PQRS and ABRS are parallelogram and x is any point on br show that 1) area(PQRS)=area(ABRS)

2) area(AXS)=1/2 area(PQRS)

Answer 1

Explanation:

Given PQRS and ABRS are parallelogram and X is any point on BR. we have to prove that

1)
`area(PQRS)=area(ABRS)`

2)
`area(AXS)=(1)/(2)area(PQRS)`

In ∆ASP and ΔBRQ

∠SPA = ∠RQB [Corresponding angles]

∠PAS = ∠QBR [Corresponding angles]

PS = QR [Opposite sides of the parallelogram PQRS]

By AAS rule, ∆ASP≅ΔBRQ

∴ ar(ASP) = ar(BRQ) (Congruent triangles have equal area)

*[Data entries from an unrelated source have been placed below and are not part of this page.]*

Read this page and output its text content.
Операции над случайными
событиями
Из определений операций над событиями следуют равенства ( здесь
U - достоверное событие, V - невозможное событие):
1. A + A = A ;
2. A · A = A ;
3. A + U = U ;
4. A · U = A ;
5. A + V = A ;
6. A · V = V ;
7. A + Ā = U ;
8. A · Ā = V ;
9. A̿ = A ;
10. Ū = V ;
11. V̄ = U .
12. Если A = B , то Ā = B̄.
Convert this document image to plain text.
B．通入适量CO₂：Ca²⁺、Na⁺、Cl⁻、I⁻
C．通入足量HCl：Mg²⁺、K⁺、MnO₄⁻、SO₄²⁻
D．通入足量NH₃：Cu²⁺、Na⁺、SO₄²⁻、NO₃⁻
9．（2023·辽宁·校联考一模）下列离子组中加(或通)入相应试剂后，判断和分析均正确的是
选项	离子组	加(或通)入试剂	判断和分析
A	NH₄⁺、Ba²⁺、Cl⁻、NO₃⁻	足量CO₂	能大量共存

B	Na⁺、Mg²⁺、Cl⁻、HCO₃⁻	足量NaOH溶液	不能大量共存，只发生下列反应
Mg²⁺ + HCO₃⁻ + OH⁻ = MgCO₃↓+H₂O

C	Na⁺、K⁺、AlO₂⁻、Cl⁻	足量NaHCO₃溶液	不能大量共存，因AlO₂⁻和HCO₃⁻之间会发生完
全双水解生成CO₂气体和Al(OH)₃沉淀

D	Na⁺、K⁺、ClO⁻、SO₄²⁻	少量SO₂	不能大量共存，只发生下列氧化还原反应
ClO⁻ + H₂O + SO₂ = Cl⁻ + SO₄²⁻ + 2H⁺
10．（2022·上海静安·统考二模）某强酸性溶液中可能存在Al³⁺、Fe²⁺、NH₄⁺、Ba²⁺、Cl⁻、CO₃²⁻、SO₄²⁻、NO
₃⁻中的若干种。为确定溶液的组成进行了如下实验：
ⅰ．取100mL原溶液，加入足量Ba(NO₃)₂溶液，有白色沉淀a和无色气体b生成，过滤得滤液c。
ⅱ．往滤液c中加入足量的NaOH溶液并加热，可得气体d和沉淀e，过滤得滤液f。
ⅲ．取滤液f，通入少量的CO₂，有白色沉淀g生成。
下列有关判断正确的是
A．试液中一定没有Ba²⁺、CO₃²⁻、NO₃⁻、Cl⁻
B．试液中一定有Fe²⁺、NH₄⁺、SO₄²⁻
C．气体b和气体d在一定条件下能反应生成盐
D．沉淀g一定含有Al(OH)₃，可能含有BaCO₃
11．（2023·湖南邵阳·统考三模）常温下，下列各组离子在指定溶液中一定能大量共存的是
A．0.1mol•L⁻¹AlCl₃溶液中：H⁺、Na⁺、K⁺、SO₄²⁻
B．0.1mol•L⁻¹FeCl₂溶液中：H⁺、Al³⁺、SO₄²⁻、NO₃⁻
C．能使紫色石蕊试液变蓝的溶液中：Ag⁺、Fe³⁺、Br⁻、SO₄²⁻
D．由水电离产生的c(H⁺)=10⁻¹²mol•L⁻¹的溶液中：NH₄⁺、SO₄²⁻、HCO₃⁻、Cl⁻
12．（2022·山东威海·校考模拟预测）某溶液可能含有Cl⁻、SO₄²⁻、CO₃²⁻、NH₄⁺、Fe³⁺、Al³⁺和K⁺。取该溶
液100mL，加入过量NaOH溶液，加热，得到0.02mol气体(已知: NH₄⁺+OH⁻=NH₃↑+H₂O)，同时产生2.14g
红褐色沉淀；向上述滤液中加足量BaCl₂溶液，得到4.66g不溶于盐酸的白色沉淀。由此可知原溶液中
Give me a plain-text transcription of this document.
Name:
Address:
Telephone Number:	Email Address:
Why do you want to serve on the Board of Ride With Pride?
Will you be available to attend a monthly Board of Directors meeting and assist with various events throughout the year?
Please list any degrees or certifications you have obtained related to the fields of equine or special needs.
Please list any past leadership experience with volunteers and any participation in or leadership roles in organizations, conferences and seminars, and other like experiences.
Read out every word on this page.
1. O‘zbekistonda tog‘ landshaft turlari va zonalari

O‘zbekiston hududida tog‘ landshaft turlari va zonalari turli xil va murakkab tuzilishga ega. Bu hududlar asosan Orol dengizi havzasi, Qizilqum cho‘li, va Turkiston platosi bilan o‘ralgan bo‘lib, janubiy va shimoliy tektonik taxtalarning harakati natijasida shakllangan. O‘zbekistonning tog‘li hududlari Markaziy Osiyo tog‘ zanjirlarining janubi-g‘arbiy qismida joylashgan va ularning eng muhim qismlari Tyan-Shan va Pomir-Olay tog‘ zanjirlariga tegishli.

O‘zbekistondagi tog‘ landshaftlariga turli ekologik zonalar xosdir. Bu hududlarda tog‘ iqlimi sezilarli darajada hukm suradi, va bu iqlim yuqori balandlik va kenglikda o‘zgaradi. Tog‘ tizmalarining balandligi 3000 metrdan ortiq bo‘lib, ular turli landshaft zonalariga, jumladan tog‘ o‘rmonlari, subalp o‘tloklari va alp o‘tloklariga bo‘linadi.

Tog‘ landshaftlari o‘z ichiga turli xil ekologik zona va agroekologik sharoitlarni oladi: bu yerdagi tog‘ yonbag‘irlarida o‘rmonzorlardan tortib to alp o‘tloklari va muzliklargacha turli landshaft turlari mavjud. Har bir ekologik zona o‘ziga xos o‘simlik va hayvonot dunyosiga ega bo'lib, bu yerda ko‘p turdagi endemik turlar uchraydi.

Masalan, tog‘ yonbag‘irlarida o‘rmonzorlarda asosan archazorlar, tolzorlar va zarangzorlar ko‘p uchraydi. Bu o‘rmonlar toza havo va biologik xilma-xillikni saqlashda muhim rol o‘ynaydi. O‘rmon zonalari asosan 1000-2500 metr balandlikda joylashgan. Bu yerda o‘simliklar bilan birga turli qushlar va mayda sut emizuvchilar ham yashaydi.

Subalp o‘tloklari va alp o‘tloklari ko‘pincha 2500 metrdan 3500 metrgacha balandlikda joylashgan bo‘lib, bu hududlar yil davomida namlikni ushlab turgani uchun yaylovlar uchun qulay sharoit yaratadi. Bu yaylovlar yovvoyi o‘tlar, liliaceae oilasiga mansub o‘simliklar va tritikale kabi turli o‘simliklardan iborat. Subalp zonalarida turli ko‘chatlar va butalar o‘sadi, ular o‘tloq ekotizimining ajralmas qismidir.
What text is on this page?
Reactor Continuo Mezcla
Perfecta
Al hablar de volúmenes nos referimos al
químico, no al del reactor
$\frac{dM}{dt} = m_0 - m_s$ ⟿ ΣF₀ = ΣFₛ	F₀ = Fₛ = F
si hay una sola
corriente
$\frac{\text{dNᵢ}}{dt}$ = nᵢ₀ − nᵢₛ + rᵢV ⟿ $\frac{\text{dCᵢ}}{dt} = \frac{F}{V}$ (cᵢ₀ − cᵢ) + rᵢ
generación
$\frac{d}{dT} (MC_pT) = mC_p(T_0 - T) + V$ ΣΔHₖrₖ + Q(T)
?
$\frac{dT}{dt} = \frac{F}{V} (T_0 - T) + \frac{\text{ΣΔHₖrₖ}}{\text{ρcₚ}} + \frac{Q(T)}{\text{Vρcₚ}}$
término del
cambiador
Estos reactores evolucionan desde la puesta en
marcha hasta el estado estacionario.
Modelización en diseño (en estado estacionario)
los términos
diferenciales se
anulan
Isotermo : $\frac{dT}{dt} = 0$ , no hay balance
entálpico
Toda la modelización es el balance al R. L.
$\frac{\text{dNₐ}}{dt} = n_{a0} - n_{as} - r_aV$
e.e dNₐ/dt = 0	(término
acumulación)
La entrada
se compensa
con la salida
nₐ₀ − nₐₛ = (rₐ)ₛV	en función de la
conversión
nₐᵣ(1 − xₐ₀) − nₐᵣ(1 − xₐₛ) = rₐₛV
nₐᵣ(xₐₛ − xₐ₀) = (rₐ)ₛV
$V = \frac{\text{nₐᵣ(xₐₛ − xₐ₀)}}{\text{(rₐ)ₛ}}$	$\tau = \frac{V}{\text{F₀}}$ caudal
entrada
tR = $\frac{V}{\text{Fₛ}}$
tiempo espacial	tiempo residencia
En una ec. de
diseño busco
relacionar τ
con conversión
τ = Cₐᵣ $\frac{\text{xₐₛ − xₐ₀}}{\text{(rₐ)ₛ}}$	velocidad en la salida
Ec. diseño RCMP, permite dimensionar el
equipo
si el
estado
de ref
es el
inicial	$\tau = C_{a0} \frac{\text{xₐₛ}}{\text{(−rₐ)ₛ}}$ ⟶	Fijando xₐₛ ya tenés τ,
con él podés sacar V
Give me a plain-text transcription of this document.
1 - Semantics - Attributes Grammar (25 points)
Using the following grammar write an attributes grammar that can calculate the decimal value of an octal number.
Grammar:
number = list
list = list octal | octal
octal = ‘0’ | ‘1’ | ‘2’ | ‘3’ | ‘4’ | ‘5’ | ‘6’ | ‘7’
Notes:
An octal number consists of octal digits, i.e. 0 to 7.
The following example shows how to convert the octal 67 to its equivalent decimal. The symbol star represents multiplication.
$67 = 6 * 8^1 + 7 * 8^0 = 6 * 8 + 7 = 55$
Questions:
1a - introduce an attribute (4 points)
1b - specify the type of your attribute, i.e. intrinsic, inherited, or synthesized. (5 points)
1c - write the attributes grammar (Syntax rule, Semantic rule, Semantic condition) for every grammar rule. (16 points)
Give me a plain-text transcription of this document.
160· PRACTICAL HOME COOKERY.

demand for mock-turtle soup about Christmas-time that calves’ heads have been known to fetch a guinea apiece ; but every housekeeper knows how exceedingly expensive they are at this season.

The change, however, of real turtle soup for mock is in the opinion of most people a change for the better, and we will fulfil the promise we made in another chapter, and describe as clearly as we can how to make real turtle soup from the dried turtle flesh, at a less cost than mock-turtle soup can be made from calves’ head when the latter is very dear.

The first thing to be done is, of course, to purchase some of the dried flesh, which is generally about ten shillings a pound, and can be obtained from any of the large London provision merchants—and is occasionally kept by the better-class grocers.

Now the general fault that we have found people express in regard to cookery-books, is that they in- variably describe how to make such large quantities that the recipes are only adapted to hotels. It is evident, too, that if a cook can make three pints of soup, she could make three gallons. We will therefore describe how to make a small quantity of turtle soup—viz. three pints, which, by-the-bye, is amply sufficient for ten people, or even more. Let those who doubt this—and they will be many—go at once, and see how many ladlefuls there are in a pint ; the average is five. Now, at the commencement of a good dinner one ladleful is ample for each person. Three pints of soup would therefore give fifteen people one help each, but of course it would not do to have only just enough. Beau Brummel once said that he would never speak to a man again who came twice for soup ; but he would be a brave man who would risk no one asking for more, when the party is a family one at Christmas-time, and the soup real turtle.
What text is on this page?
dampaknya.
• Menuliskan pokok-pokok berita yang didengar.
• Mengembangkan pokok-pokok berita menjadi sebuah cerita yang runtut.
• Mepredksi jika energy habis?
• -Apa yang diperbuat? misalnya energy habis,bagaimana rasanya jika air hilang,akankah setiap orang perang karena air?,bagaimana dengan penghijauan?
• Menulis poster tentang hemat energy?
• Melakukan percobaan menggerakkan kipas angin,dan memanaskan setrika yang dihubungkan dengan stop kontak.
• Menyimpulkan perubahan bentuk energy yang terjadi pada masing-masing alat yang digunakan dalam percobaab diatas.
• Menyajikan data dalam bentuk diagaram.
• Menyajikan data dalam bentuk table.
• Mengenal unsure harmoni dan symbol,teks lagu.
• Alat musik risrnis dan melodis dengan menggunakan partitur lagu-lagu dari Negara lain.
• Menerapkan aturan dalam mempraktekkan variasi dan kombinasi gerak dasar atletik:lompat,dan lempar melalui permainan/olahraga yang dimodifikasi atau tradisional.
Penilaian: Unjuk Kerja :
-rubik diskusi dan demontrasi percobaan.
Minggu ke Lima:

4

Now, ar (PQRS) = ar (PSA) + ar (ASRQ]

= ar(QRB) + ar(ASRQ] = ar(ABRS)

So, ar(PQRS)=ar(ABRS)

(ii) Now, ∆AXS and ||gm ABRS are on the same base AS and between same parallels AS and BR

`ar(AXS)=(1)/(2)ar(ABRS)`

⇒
`ar(AXS)=(1)/(2)ar(PQRS)` (∵ar(PQRS)=ar(ABRS))

Hence Proved.